Dominique VoynetMonsieur le premier ministre, j'ai écouté avec attention votre intervention consacrée à l'intelligence artificielle en amont du salon VivaTech. Vous y dites des choses sensées : que l'IA bouleverse et bouleversera plus encore demain notre manière de produire, d'apprendre, de nous informer et même de penser. D'un ton martial, vous affirmez veiller à ce que cette révolution technologique profite aux Français, à ce qu'elle ne menace pas notre souveraineté, car « ce qui se joue, dites-vous, n'est rien de moins que la protection de nos valeurs démocratiques ».
Faut-il écouter les discours ou regarder les actes ? On se pose la question en voyant des députés du groupe Ensemble pour la République déposer 110 amendements sur l'article unique d'une proposition de loi, votée à l'unanimité au Sénat et inscrite à l'ordre du jour de la niche GDR, en vue d'empêcher l'adoption d'une présomption d'utilisation des contenus culturels par les fournisseurs d'IA. Je m'interroge sur cette complaisance extraordinaire envers les tycoons français de l'intelligence artificielle – du point de vue desquels toute régulation bride l'innovation – et sur l'indifférence du gouvernement face aux impacts sociaux et environnementaux de l'IA dans la presse.
Propriété du Crédit Mutuel, Ebra est le premier groupe de la presse quotidienne régionale en France. Il possède notamment L'Est Républicain, Le Progrès, Le Bien public, Les Dernières nouvelles d'Alsace. Au Moyen Âge – en novembre 2023 –, le groupe a souhaité expérimenter l'IA dans le travail des rédactions. Moins de trois ans plus tard était annoncé un plan social de 400 personnes, dont la moitié dans les équipes de rédaction, lors d'une réunion extraordinaire du comité social et économique du groupe.
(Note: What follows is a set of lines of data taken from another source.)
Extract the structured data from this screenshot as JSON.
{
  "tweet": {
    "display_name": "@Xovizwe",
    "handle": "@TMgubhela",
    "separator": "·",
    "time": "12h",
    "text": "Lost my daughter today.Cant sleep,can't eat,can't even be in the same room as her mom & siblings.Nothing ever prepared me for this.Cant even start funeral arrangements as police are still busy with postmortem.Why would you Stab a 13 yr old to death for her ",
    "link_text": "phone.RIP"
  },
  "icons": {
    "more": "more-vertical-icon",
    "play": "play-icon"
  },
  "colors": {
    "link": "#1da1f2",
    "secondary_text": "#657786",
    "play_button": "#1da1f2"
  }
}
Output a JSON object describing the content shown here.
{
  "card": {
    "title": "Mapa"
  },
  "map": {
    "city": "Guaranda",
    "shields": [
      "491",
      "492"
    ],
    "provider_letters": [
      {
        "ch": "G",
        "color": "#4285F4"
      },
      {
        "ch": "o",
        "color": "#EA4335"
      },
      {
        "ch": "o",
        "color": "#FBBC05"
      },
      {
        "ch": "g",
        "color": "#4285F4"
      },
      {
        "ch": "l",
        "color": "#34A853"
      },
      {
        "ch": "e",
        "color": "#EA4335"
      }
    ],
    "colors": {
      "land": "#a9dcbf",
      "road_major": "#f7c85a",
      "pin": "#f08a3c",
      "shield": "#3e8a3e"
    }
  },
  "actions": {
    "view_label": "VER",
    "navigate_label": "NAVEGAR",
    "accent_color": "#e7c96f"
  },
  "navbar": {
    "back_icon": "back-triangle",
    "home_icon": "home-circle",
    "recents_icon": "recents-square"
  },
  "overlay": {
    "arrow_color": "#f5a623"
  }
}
La raison – qui peut servir de prétexte, comme le suggère une note de la direction générale du Trésor ? La volonté de généraliser le recours à l'IA et, dans le même mouvement, aux grands modèles de langage de l'IA générative.
Faut-il accepter que les tâches d'édition, de relecture, de vérification des données, de hiérarchisation de l'information, dont témoigne dans tout journal digne de ce nom le montage des pages, soient désormais assurées par l'IA ? Faut-il accepter que les journalistes entraînent les IA qui supprimeront leurs emplois ? Faut-il se résigner à des journaux sans journalistes ?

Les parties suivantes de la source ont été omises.